A 30 euros du bonheur

Trente euros, en Suisse, ça permet de payer un restaurant à sa femme, ça donne un abonnement à la piscine, un pull, une soirée en discothèque, une nuit d’hôtel… Perdre 30 euros, ça fait grincer des dents, râler un peu, mais une journée de travail et on a déjà oublié.

Mohamed compte qu’avec environ 20 000 francs CFA (30 euros), il pourrait rejoindre sa fiancée et sa fille de trois ans à Abidjan. Depuis Ouagadougou, il passerait par Bobo, pour 5000 francs CFA; là, il trouverait un camion-remorque qui l’emmènerait à la frontière pour 3000, puis il irait jusqu’à Bouaké pour 8000 et terminerait à Abidjan avec 4000 francs CFA. Dans la tête de ce Malien originaire de Gao, échoué dans la capitale burkinabé depuis huit mois, les comptes sont limpides. Ce qu’il n’arrive pas à résoudre, c’est comment réunir une telle somme.

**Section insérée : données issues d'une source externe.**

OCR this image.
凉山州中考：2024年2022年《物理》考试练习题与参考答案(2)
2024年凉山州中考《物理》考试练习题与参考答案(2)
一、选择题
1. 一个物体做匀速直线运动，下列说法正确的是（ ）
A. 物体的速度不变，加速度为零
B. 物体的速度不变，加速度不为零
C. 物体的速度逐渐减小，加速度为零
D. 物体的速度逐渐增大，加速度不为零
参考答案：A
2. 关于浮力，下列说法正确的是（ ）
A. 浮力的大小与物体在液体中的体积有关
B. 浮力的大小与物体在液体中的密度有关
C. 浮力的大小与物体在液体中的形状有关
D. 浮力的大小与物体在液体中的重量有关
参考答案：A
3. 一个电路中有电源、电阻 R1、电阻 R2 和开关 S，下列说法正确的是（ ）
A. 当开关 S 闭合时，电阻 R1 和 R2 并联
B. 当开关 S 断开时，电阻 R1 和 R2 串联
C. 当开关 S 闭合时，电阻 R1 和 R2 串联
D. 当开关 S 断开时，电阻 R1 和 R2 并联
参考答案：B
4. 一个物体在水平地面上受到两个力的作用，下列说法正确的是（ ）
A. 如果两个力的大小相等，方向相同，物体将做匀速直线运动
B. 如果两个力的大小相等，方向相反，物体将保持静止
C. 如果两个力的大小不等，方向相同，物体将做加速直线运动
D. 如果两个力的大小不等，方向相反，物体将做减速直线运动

Pour prendre la bonne décision, il faudrait d’abord qu’il arrive à manger à sa faim. Mais depuis hier midi, ce grand trentenaire peul n’a rien avalé. Il boit un café en murmurant que ça calme la faim, sort une cigarette écrasée de sa poche et la fume en silence, les doigts tremblants. «C’est pas bon la guerre.» En regardant la fumée s’élever dans le bouiboui, les souvenirs des derniers mois à Gao remontent. Les enfants de son frère jouant avec une grenade, le plus grand qui perd ses bras, le MUJAO [Mouvement pour l’unicité et le djihad en Afrique de l’Ouest, groupe dissident d’Al-Qaida au Maghreb islamique] qui lui vole le véhicule 4×4 et les deux motos grâce auxquelles il déplaçait les touristes entre Gao, Tombouctou et le pays Dogon, les amis tués parce qu’ils n’ont pas voulu rejoindre l’armée malienne, lui qui doit s’enfuir pour éviter de connaître le même sort… Difficile de savoir si ce que dit l’ancien guide touristique est vrai, impossible à vérifier ailleurs que sur son visage, soudain crispé et livide, ses yeux soudain perdus dans le vide.

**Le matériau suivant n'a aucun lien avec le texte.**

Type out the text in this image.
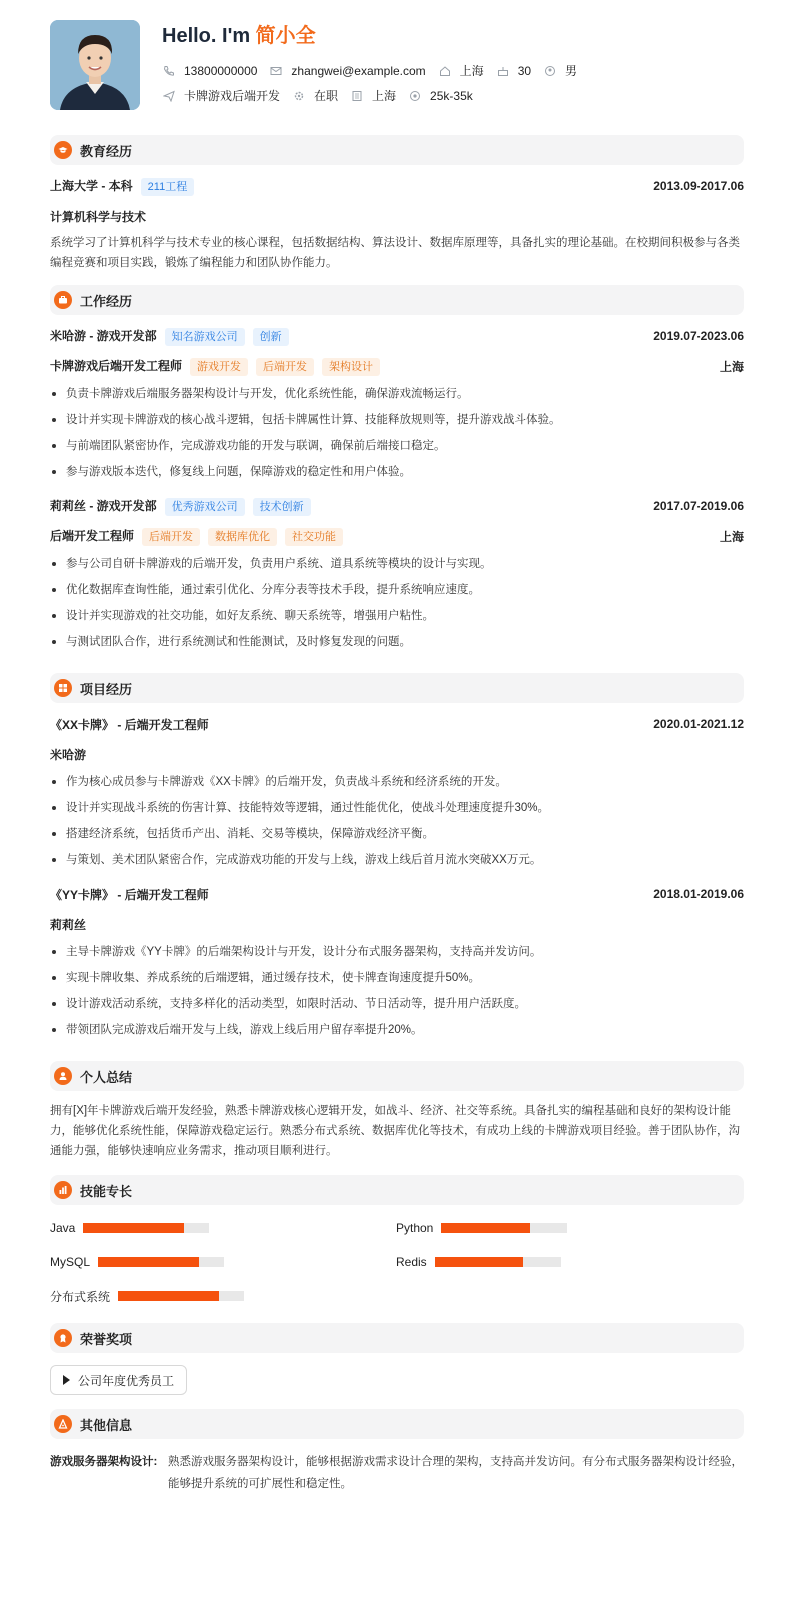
Hello. I'm 简小全
13800000000	zhangwei@example.com	上海	30	男
卡牌游戏后端开发	在职	上海	25k-35k
教育经历
上海大学 - 本科 211工程	2013.09-2017.06
计算机科学与技术
系统学习了计算机科学与技术专业的核心课程，包括数据结构、算法设计、数据库原理等，具备扎实的理论基础。在校期间积极参与各类编程竞赛和项目实践，锻炼了编程能力和团队协作能力。
工作经历
米哈游 - 游戏开发部 知名游戏公司 创新	2019.07-2023.06
卡牌游戏后端开发工程师 游戏开发 后端开发 架构设计	上海
负责卡牌游戏后端服务器架构设计与开发，优化系统性能，确保游戏流畅运行。
设计并实现卡牌游戏的核心战斗逻辑，包括卡牌属性计算、技能释放规则等，提升游戏战斗体验。
与前端团队紧密协作，完成游戏功能的开发与联调，确保前后端接口稳定。
参与游戏版本迭代，修复线上问题，保障游戏的稳定性和用户体验。
莉莉丝 - 游戏开发部 优秀游戏公司 技术创新	2017.07-2019.06
后端开发工程师 后端开发 数据库优化 社交功能	上海
参与公司自研卡牌游戏的后端开发，负责用户系统、道具系统等模块的设计与实现。
优化数据库查询性能，通过索引优化、分库分表等技术手段，提升系统响应速度。
设计并实现游戏的社交功能，如好友系统、聊天系统等，增强用户粘性。
与测试团队合作，进行系统测试和性能测试，及时修复发现的问题。
项目经历
《XX卡牌》 - 后端开发工程师	2020.01-2021.12
米哈游
作为核心成员参与卡牌游戏《XX卡牌》的后端开发，负责战斗系统和经济系统的开发。
设计并实现战斗系统的伤害计算、技能特效等逻辑，通过性能优化，使战斗处理速度提升30%。
搭建经济系统，包括货币产出、消耗、交易等模块，保障游戏经济平衡。
与策划、美术团队紧密合作，完成游戏功能的开发与上线，游戏上线后首月流水突破XX万元。
《YY卡牌》 - 后端开发工程师	2018.01-2019.06
莉莉丝
主导卡牌游戏《YY卡牌》的后端架构设计与开发，设计分布式服务器架构，支持高并发访问。
实现卡牌收集、养成系统的后端逻辑，通过缓存技术，使卡牌查询速度提升50%。
设计游戏活动系统，支持多样化的活动类型，如限时活动、节日活动等，提升用户活跃度。
带领团队完成游戏后端开发与上线，游戏上线后用户留存率提升20%。
个人总结
拥有[X]年卡牌游戏后端开发经验，熟悉卡牌游戏核心逻辑开发，如战斗、经济、社交等系统。具备扎实的编程基础和良好的架构设计能力，能够优化系统性能，保障游戏稳定运行。熟悉分布式系统、数据库优化等技术，有成功上线的卡牌游戏项目经验。善于团队协作，沟通能力强，能够快速响应业务需求，推动项目顺利进行。
技能专长
Java	Python
MySQL	Redis
分布式系统
荣誉奖项
公司年度优秀员工
其他信息
游戏服务器架构设计: 熟悉游戏服务器架构设计，能够根据游戏需求设计合理的架构，支持高并发访问。有分布式服务器架构设计经验，能够提升系统的可扩展性和稳定性。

Puis il se reprend. Les 20 000 francs CFA. Il a une idée. Courir le marathon de Ouagadougou le 1er juin et empocher 20 000 francs CFA s’il arrive parmi les cinquante premiers. Il sort une carte de visite où est écrit: «20 000 francs si dans les 50 premiers». Un proche le lui a promis. Il croit en ses chances. Pas le choix. Les 200 ou 300 francs CFA qu’il empochait en aidant un vendeur au marché ne lui donnent pas de quoi partir. Les cartons qu’il ramasse et revend au marché non plus. Et puis, à part les Kenyans, les Ethiopiens et les Marocains, il ne voit pas qui pourrait l’empêcher d’arriver dans le peloton de tête. A 42 kilomètres d’empocher la somme, on dirait qu’il a déjà plié la course et qu’il va préparer ses bagages. Pourtant, il suffit de le regarder pour deviner l’issue. Au maximum, il atteindra les 30 km et échouera devant leur fameux mur. Entre les cigarettes qu’il enchaîne pour calmer la faim et la peur d’échouer, la sous-alimentation et le manque de sommeil, Mohamed n’est pas prêt. Mais faut-il pour autant briser le seul scénario qui lui permet de se projeter dans les bras de sa fiancée et de sa fille, qui vivent chez son grand-père en Côte d’Ivoire?

«C’est pas bon la guerre». Mohamed ne voulait ni combattre avec le MUJAO, ni contre eux. Juste continuer à gagner sa vie en accompagnant des touristes sur les sentiers des anciennes civilisations songhaï, peul et toucouleur qui forgent l’histoire de son pays. Désormais, il est à 30 euros de retrouver un sens à sa vie; pour lui, c’est une montagne à franchir, un exploit anonyme à fournir. Pendant ce temps, la communauté internationale promet de livrer 3 milliards d’euros au Mali pour reconstruire les institutions, l’armée et l’économie du pays. Quand les premiers virements arriveront, Mohamed sera peut-être déjà arrivé à Abidjan après avoir gagné le marathon de Ouagadougou. Quoi qu’il arrive, son destin est entre ses mains, comme des milliers de réfugiés maliens aujourd’hui.